I make no claim as to whether the story of Kamtza and Bar Kamtza actually happened or not. The historical method, though, does not allow me to give it much credence. The Talmud was written hundreds of years after the destruction of the Temple. Even more damning is the fact that this story has the ring of a fable to it. A man has a friend and an enemy whose names are almost identical and accidently invites the enemy instead of the friend. This enemy offers to pay the man a fortune in order to let him stay, but the man hates him so much that he refuses. This enemy becomes so bitter that he decides to take revenge against his entire people. To do this he travels from Judea to Rome, no small feat in the first century, and gets an audience with Caesar, also no small feat. Caesar, having nothing better to do than to listen to the ravings of a malcontent and conduct meaningless tests to discern the loyalty of a small province in the Middle East, decides to go along with what this man suggests. The plot works perfectly. The rabbis do not bring the sacrifice and Caesar, having nothing better to do with his legions, decides to launch a full scale invasion. A bunch of people decide to go to war and no one bothers to sit down, talk things over and negotiate. Is all of this quite possible? Certainly. But what does this story sound like? Does it sound like a real historical event or does it sound like the story that people, hundreds of years later, would tell about a historical event, dramatic with a nice moral lesson attached to it? As a historian, one must go with the later.

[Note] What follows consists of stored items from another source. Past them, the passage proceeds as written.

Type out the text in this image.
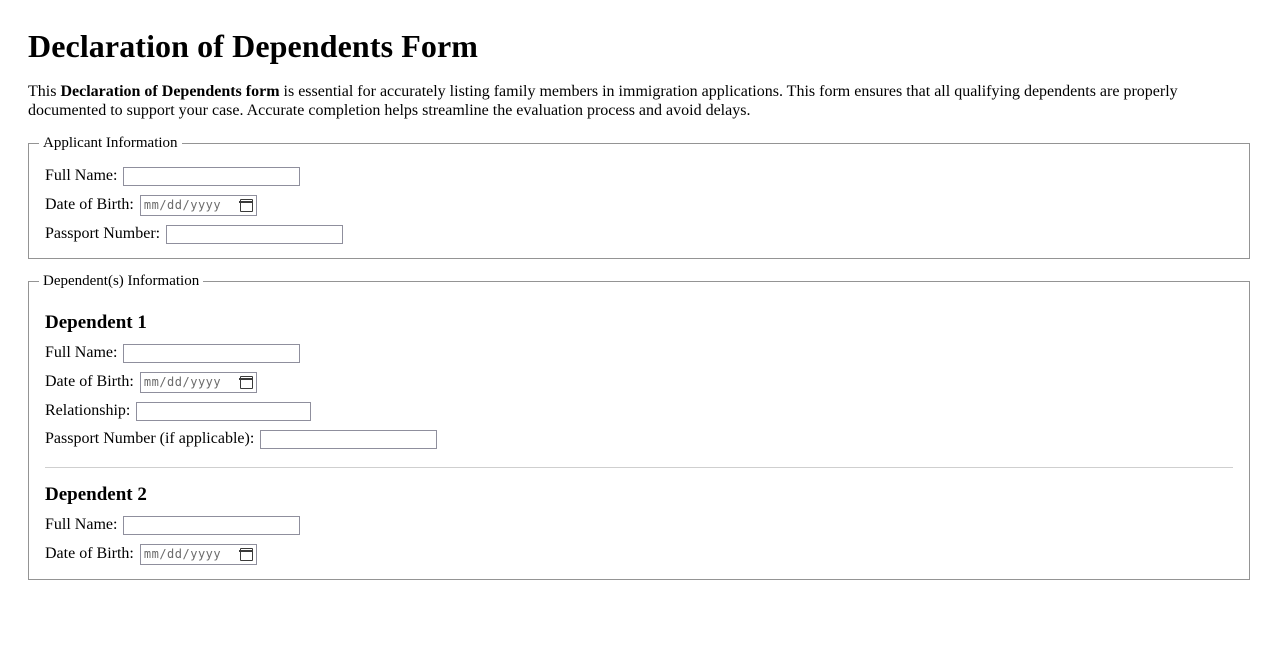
Declaration of Dependents Form

This Declaration of Dependents form is essential for accurately listing family members in immigration applications. This form ensures that all qualifying dependents are properly documented to support your case. Accurate completion helps streamline the evaluation process and avoid delays.

Applicant Information
Full Name:
Date of Birth: mm/dd/yyyy
Passport Number:
Dependent(s) Information
Dependent 1
Full Name:
Date of Birth: mm/dd/yyyy
Relationship:
Passport Number (if applicable):
Dependent 2
Full Name:
Date of Birth: mm/dd/yyyy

This has important implications as to how one looks at the history books put out by Haredi publishing houses such as Artscroll and Feldheim. When authors of Haredi history books report stories found in rabbinic literature as historical fact, such as the story of Kamtza and Bar Kamtza, they are not simply offering their own interpretation of history, to be put alongside academic history as a legitimate alternative. They are not following the historical method. As such what they write is not history and these authors cannot be viewed as historians.